Staff to feel the pinch of changes
Fairhaven clients won’t see difference
WARREN — People who work in the sheltered workshops operating under the Trumbull County Board of Developmental Disabilities won’t see many changes once the non-profit transitions into a certified provider, but the county employees who supervise and do other work will, the board’s director said Wednesday.
Because the employees work for the county under the board, their pay has been supplemented, said Ed Stark, executive director of the board at a Wednesday meeting of the Trumbull County commissioners.
“The difference between the non-profit and the county board is we can supplement what we receive from Medicaid to pay for services. So our costs are actually higher than what we receive from the Medicaid waiver rate,” Stark said.
But when the non-profit finishes becoming certified, and take over the workshops, the employees’ pay won’t be supplemented anymore, Stark said.
“The non-profit has to survive within the rate. They can’t supplement… and I can’t supplement the Medicaid rate to the non-profit. They have to work within that rate. So they will not be able to pay employees what the county board will be able to,” Stark said.
The change won’t affect people with developmental disabilities that work in the sheltered workshops, Stark said.
“The individuals who are receiving services will remain there and will get the same rate of pay and do the same jobs they are currently working on,” Stark said.
Though the county employees will be be invited to stay on, there is a chance there will be new faces in the workshops, Stark said.
George Paros, Fairhaven Industries chief executive officer, said details like employee pay have not been finalized.
The non-profit is in the final stages of getting certified.

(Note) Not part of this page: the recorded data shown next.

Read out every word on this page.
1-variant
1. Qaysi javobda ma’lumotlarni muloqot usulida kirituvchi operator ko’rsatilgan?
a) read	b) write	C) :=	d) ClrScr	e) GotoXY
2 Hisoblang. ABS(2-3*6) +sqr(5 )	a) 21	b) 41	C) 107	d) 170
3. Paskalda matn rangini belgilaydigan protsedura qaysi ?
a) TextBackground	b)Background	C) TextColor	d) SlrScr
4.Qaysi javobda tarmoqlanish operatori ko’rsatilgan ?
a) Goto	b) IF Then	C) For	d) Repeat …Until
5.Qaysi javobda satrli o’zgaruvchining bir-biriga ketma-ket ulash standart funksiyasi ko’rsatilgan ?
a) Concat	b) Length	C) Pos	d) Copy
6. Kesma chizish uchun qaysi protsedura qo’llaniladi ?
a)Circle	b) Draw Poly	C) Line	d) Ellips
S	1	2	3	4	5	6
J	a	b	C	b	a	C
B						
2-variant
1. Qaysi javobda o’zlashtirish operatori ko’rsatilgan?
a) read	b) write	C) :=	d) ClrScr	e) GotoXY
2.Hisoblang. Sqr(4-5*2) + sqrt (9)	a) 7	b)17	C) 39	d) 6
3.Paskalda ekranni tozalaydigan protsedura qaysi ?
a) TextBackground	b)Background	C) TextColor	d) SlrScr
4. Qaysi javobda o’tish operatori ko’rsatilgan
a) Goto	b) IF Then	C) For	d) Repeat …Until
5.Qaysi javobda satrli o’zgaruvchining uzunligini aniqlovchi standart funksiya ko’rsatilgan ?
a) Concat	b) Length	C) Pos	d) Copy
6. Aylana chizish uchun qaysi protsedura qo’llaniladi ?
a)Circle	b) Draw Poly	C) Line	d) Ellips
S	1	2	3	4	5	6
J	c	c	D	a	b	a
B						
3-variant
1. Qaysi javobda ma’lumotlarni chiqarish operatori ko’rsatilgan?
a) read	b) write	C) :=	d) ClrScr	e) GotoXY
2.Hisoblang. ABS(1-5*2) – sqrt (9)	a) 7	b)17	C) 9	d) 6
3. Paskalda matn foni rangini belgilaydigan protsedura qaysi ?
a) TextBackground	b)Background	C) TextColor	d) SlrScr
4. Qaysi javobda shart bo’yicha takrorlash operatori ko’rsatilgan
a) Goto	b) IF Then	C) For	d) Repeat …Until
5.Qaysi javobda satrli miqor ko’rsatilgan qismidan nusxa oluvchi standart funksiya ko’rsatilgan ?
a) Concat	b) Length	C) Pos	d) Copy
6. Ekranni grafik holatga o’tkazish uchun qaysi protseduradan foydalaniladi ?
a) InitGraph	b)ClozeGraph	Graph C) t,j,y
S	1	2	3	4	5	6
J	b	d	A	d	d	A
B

After certification, the non-profit will start providing services that take less staff and money to operate while clients transition over from the board, Paros said.
Before the workshops transition, Fairhaven Industries needs to work out a lease agreement for the county buildings the workshops are hosted in, so the people with developmental disabilities don’t have too many changes, Paros said.
Stark can sublet the buildings to Paros without permission from the commissioners, but he said he wants to get their blessing for the plan.
Paros said nothing is for sure, but one ideal solution is if the board could lease the buildings to the non-profit on a sliding scale. It takes time to line up the clients and start getting Medicaid reimbursements, so the non-profit might pay cheap rent the first year, more the the next year, and eventually arrive at a fair market price, Paros said.
There are providers in the area offering sheltered workshops, recreational and social programs, and the board is working to attract more to the area, Stark said. Clients can also be connected to work in the community.
Commissioner Frank Fuda said keeping up the quality of the Fairhaven programs is important to everyone in the community who has recognized its success.
As the changes occur, the focus should be on the clients, and maintaining the high quality of service the board has provided for them and their families in the past, Fuda said.
“It is all about the clients, as far as we are concerned. We don’t care which company does it, how much money they make, we’re concerned about the clients,” Fuda said.
The changes are the result of federal and state mandates requiring boards that pay for and provide services to clients to stop by 2024 to eliminate a conflict of interest. The board will continue to pay other providers for the services people with Medicaid waivers use in the community. The Fairhaven School is not affected by the changes.